While basic versions of ethics (both virtue and Kantian) are not well equipped to handle climate change, Buddhists are in a position to make a contribution to the “global conversation of ethics,” Goodman said.

Goodman said that in order to develop healthier ways of treating the environment, denying the benefits of technological civilization is not among the list of requirements; instead, he said the world needs to become conscious of the effects of humanity’s actions on other beings while learning to live in harmony.

“We can develop ecological consciousness in a variety of ways,” Goodman said.

He continued to explain that Buddhism, a philosophy governed by the “Doctrine of No- Self,” maintains that one’s body and mind – which he said are both of a continuously changing nature – are not one’s true self. He said the true self is forever unchanging and permanent. Goodman said the philosophy argues that suffering is optional and exists only in one’s own mind, and that humanity is afflicted with three root poisons hindering progression to harmony: attraction, aversion, and indifference.

Goodman’s book “Consequences of Compassion: An Interpretation and Defense of Buddhist Ethics,” explores the relationship between Buddhist and Western ethical theories.

“My hope is that by bringing together the insights of many world cultures, we can develop a global ethic that will lead to a wise response to the severe moral challenges of our time,” Goodman said.

According to Goodman, the focus of this ethic must be “preventing harm and suffering to all sentient beings” as well as the development of characteristically sound qualities appropriate for creating harmony.

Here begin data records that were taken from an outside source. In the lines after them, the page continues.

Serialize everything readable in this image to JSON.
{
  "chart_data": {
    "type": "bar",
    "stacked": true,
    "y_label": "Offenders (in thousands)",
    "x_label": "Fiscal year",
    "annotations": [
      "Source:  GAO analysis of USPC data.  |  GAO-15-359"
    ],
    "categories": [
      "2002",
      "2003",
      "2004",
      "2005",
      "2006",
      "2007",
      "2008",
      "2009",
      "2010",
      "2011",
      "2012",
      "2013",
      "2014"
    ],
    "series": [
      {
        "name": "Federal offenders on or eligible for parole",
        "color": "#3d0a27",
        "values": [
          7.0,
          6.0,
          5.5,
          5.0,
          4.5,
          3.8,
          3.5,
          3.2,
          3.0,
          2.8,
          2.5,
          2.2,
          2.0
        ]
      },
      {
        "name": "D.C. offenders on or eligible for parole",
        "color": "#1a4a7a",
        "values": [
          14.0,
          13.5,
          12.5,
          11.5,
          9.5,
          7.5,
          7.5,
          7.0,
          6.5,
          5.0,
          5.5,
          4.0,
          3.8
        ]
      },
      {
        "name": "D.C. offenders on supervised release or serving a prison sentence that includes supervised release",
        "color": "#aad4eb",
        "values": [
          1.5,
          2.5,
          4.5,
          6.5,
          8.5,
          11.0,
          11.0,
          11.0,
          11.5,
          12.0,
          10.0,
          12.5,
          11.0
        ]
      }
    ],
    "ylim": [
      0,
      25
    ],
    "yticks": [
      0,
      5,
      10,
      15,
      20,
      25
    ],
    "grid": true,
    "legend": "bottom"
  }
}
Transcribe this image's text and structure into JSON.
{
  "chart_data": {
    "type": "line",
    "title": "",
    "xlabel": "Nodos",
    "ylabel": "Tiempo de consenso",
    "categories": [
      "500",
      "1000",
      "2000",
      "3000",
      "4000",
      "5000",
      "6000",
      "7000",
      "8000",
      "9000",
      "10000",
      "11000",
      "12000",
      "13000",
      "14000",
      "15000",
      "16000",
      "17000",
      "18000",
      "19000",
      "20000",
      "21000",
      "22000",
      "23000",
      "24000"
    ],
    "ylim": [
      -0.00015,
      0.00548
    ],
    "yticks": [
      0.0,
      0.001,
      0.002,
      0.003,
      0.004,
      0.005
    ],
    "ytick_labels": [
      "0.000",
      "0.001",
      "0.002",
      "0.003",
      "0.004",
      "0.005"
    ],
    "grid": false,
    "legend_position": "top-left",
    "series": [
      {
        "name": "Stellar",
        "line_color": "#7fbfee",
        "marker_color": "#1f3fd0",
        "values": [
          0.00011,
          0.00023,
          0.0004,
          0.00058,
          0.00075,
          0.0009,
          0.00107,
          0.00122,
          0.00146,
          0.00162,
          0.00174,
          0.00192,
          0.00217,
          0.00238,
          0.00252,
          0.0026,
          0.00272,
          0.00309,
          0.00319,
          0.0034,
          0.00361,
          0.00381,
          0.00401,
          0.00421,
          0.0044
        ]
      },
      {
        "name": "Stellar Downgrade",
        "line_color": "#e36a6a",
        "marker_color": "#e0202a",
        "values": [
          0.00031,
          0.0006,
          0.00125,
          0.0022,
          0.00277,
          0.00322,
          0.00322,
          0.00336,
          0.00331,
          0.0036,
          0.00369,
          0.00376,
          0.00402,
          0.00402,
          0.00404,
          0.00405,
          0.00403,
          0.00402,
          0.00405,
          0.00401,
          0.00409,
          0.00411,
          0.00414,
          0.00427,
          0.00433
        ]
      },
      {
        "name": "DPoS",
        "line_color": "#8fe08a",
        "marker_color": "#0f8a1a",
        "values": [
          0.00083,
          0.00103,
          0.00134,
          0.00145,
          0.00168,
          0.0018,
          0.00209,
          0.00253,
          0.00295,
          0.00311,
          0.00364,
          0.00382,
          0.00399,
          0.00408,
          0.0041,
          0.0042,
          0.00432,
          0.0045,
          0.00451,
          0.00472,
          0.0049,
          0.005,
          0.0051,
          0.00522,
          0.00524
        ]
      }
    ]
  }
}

He suggested what people can do individually to help prevent climate change: stop eating meat, call one’s congressman, study the “Doctrine of No-Self,” and try some Buddhist meditation practices.

“One very effective way to develop care for the environment is to cultivate loving kindness and compassion through traditional Buddhist meditation practices,” Goodman said. “I find that the more I sit in Zen, the more I want to hug trees.”